The April figure — which serves as annual statistics for North Korean defectors — marked a 1.3 percentage point increase from the same period of last year and the highest rate since 2011, when the Korea Hana Foundation, affiliated with the unification ministry in charge of inter-Korean affairs, began compiling relevant data.
The figure mostly hovered below the 60 percent mark before peaking at 60.4 percent in 2018. In 2011, the employment rate came to 49.7 percent.
Other figures also indicated an overall improvement in economic circumstances of North Korean defectors.
Their jobless rate fell 1.6 percentage points on-year to a record low of 4.5 percent in April while the monthly average wage rose 73,000 won (US$56.3) to 2.46 million won in the same month, according to the report.
The report was based on a survey of 2,500 North Korean defectors aged 15 and older who arrived in South Korea between January 1997 and December 2022.
To put that into perspective, South Korea’s jobless rate fell 0.2 percentage point on-year to 2.8 percent in April. South Korea’s employment rate for people aged 15 and older reached 62.7 percent in April, up 0.6 percentage point from the same period of last year.
In a separate survey conducted in May and June, a record 79.3 percent of the 2,500 North Korean defectors said they were satisfied with their new lives in South Korea.
Among those who said they were happy, 41 percent attributed this to being able to live a free life, while 28.3 percent of those who were not satisfied picked being separated from their families.
The report showed that a majority of the respondents had optimistic outlooks for their lives in South Korea.
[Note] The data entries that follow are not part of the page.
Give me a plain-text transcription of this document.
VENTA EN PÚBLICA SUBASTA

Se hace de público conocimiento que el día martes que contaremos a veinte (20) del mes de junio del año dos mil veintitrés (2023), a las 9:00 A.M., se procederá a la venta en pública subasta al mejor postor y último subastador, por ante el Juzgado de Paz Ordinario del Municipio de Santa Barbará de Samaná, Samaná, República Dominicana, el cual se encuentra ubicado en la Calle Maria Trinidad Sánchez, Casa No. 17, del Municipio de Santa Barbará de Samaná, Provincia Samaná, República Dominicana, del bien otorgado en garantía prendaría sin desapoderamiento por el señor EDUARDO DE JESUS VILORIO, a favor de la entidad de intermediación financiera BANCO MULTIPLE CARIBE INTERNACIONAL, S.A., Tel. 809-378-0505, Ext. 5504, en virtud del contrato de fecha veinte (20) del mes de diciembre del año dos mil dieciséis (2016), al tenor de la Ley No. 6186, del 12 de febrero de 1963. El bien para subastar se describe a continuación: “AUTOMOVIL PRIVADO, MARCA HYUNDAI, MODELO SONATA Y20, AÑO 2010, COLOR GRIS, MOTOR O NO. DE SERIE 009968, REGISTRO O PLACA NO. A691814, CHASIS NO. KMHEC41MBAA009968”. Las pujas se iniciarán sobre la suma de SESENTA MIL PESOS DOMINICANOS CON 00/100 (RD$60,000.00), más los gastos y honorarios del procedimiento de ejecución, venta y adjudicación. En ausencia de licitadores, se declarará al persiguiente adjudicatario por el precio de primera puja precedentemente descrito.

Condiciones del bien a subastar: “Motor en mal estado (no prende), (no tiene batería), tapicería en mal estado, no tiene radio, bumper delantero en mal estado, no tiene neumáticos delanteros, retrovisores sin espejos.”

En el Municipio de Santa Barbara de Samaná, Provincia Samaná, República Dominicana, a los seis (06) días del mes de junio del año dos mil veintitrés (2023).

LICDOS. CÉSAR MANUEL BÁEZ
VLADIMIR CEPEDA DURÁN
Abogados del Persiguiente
Some 59.8 percent said they were satisfied in terms of socioeconomic achievements, compared with South Korea’s average of 31.8 percent. Some 71.3 percent of the North Korean defectors said there is a possibility of improving their socioeconomic positions, compared with 26.4 percent of average South Koreans.
“Overall figures appear to have stabilized as the number of fresh arrivals in South Korea has dropped and most of the respondents have lived in South Korea for some time now,” an official at the organization said.
“This trend is likely to continue but figures may turn out differently when the number of incoming defectors again soars to the 2,000-3,000 level,” the official said.
South Korea has a longstanding policy of accepting any North Korean defectors who want to live in the South and repatriating any North Koreans who stray into the South if they want to return.
South Korea is now home to more than 34,000 North Korean defectors, and the flow of defectors continues amid chronic food shortages and harsh political oppression in North Korea.
The number of North Koreans who arrived in South Korea hit a record low of 63 in 2021 as North Korea kept its borders closed to fend off the COVID-19 pandemic. This marks a dramatic decline from a record high of 2,914 in 2009, according to the ministry.